The Gift of Handwork

My beloved grandmother gave me gifts to guide me on my life’s journey. Her main wish was that I would practise a faith “because it would be a comfort to you”. And in my own way I work at that every day, and it has become my foundation.

However what I am remembering here is that she also taught me to prize handwork, both as a survival skill and a steadying pleasure. Her own needlework came from the Depression, and so was shabby. But it was made with love and enthusiasm.

From my earliest days I watched her turn her hand to helpful projects with more zeal than skill. Ever happy to help, in the late forties, when I was a small girl and my parents did not have money for a winter coat for me, she cut up a man’s old woollen coat, and working at her trusty black and gold Singer sewing machine she fashioned me a jacket which kept me warm, if not stylish. She also knitted me many pairs of scratchy woollen mittens which were attached to each other with crocheted strings, so they wouldn’t get lost. There were quilts spread over our beds, quilts of flimsy fabric, scavenged from old cotton house dresses, pieced into pinwheel patterns with questionable hand-sewing, designed only to get the job done as quickly as possible.

It must have been a delight for my grandmother, who only had sons, to have a granddaughter to play with. Assorted teddy bears got refurbished as needed, perhaps with garish plaid patches, and of course, rudimentary dolls’ clothes were created, sometimes with me standing by her side watching the needle slide in and out joining the pieces of fabric. Through all of it there was an unspoken but fervent sense of her great love for me.

(Only when I was set up with a small embroidery hoop and a threaded needle did I realize that hand sewing was much more frustrating and difficult than it appeared when I watched my grandmother.)

Going down town to Kresge’s or the Five and Dime in search of loot for her projects was one of her greatest pleasures. After a thoroughly satisfying morning of rummaging, she would trot home triumphant, to draw out of her handbag a fistful of skeins of garishly coloured embroidery floss and a small paper bag of assorted spools of sewing thread, which had been on sale and which were bound to come in handy.

When I was a teenager I learned that her handwork could be a gift for others.
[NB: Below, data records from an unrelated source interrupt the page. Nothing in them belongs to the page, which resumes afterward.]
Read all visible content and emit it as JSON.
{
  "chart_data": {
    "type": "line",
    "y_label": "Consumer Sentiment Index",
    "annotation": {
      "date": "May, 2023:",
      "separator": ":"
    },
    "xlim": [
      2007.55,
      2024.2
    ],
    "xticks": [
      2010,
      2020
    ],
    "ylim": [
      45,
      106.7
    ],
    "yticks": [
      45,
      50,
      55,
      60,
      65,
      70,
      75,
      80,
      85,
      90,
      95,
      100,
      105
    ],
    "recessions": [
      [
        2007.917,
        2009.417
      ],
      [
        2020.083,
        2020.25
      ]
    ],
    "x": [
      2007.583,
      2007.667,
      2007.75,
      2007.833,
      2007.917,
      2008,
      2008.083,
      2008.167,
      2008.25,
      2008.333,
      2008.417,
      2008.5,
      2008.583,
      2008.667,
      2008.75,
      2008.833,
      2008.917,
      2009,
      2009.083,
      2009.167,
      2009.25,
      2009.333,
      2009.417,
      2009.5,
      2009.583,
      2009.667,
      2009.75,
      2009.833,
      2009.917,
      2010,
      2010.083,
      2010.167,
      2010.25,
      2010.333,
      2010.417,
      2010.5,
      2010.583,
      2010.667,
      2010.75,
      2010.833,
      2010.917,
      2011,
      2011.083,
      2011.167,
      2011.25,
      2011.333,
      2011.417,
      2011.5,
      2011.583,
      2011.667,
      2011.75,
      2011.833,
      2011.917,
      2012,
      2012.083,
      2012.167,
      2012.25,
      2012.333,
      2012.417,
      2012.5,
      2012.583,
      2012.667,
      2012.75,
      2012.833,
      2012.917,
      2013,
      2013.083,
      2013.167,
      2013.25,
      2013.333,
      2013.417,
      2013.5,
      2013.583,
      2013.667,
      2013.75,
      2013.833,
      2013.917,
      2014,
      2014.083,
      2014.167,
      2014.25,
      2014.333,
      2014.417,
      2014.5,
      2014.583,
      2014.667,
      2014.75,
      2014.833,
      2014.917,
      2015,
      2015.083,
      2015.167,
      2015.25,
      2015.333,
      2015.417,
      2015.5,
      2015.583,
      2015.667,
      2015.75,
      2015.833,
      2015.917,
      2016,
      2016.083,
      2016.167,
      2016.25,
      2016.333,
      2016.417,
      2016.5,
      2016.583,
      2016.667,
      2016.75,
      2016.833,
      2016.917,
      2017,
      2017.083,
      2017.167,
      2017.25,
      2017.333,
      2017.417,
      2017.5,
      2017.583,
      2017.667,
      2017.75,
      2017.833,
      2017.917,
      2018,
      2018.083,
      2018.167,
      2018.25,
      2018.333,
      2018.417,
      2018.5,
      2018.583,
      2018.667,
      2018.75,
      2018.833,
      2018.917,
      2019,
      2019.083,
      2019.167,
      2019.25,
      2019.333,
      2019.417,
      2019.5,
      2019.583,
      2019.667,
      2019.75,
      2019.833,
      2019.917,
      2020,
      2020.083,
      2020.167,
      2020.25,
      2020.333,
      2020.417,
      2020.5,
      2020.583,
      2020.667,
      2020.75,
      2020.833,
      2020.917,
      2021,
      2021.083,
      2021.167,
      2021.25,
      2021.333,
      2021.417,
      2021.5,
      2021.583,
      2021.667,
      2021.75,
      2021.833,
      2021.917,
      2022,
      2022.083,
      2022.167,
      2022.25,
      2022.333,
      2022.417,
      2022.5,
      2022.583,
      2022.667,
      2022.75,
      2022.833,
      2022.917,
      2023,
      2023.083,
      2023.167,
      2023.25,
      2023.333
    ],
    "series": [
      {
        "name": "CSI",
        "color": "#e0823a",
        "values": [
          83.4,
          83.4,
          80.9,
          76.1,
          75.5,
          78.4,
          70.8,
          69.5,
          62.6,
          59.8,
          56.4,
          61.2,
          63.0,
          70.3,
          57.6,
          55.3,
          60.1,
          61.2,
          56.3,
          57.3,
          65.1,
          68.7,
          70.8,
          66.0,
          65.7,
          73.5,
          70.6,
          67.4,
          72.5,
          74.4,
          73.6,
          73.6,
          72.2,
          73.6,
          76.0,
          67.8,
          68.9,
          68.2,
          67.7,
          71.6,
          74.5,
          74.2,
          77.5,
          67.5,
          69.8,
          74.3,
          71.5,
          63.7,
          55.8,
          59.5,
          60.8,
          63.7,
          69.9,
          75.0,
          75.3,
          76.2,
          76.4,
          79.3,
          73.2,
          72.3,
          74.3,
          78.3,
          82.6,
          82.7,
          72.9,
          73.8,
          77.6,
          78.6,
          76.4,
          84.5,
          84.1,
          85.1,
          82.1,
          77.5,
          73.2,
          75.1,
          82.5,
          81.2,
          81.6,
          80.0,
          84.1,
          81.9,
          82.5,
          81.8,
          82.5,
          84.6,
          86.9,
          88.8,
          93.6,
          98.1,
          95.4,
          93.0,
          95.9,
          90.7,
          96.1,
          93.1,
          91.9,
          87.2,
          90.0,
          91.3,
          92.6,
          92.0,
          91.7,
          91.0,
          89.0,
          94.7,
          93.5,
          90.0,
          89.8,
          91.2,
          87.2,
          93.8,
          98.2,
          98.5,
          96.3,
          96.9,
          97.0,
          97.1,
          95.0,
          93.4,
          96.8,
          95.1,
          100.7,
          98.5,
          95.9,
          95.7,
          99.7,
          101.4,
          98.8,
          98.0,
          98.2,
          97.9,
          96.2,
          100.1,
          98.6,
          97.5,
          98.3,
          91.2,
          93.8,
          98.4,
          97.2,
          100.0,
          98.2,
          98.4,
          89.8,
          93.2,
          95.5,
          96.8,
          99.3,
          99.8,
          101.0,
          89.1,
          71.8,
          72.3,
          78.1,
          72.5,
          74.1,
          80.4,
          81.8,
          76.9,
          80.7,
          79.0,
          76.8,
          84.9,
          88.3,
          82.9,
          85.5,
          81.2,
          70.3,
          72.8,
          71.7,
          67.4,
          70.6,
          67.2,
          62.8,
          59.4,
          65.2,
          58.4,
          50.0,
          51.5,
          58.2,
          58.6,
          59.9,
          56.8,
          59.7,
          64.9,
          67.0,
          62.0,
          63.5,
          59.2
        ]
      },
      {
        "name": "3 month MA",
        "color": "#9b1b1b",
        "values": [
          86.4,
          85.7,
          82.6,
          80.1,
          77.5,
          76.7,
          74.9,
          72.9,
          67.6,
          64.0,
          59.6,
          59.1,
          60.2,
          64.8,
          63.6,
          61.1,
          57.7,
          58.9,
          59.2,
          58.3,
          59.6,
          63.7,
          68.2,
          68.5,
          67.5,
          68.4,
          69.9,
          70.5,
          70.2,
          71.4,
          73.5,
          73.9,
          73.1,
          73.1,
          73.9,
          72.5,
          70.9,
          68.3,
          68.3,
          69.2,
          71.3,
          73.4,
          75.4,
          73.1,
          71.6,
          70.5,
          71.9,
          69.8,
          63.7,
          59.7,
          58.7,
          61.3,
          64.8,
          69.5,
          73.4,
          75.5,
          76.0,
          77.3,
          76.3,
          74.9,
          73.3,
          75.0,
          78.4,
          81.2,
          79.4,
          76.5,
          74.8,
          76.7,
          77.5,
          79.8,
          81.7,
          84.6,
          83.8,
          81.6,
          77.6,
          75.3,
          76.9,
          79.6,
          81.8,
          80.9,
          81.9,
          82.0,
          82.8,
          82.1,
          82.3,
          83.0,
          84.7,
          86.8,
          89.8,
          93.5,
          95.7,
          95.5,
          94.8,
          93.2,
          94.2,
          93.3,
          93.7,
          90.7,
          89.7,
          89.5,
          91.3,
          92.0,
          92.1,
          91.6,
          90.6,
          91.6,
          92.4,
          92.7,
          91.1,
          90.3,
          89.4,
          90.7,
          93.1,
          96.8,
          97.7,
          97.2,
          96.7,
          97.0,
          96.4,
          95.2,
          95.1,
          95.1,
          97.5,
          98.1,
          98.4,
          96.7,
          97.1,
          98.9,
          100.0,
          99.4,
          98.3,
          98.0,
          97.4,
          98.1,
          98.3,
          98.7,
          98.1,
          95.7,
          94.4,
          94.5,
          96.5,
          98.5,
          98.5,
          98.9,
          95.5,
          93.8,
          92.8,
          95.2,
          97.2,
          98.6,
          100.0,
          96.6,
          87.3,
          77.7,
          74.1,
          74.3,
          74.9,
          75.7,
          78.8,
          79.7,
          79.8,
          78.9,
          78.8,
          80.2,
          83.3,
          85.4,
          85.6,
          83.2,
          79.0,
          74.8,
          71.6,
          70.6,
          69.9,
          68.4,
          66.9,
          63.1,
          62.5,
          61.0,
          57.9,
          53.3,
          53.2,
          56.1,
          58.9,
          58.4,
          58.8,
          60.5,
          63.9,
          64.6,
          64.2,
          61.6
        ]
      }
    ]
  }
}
My grandmother gloried in scrounging remnants of cloth, and from these she spent her evenings cutting and sewing aprons in several different patterns, at least fifty of them, her contribution to her church bazaar. (Her best-seller, she told us, was specially designed with a pocket holding clothespins, useful for pinning washing to a clothesline. These aprons, although neatly made and useful, were hardly tasteful, combining whatever spare fabrics she could find.

By then, she was going to a snooty Oakville church, and I suspect the ladies’ group looked down on my grandmother’s contributions to their sale. But it would have been hard for them to argue with her, because, as she always proudly announced, her useful aprons sold out, with special requests for more.

Later, in the desolation of widowhood, when she no longer was surrounded by the cheery comings and goings of many relatives, she decided to crochet me an afghan. This year-long project, I suspect was to be as much a comfort for her in her loneliness as a gift for her beloved granddaughter, now gone away to university. As you can see in the picture above, the colours are garish, the materials second rate, but I’m certain that each tidy stitch was a landline for her. And in the years since, I keep this afghan, stretched across my couch as a reminder of my grandmother and her love of handmade textiles, which now also has given me so much joy.

My Grandmother, holding her great grandson, Morgan, with my Mother

Some of my blogs will be about making and makers. What I am celebrating in these are resourcefulness, self-reliance, but most of all, the sheer pleasure and comfort of making things by hand. In time I also hope to include examples of later life creations from friends, all of us saying “We are still here. Our lives matter.”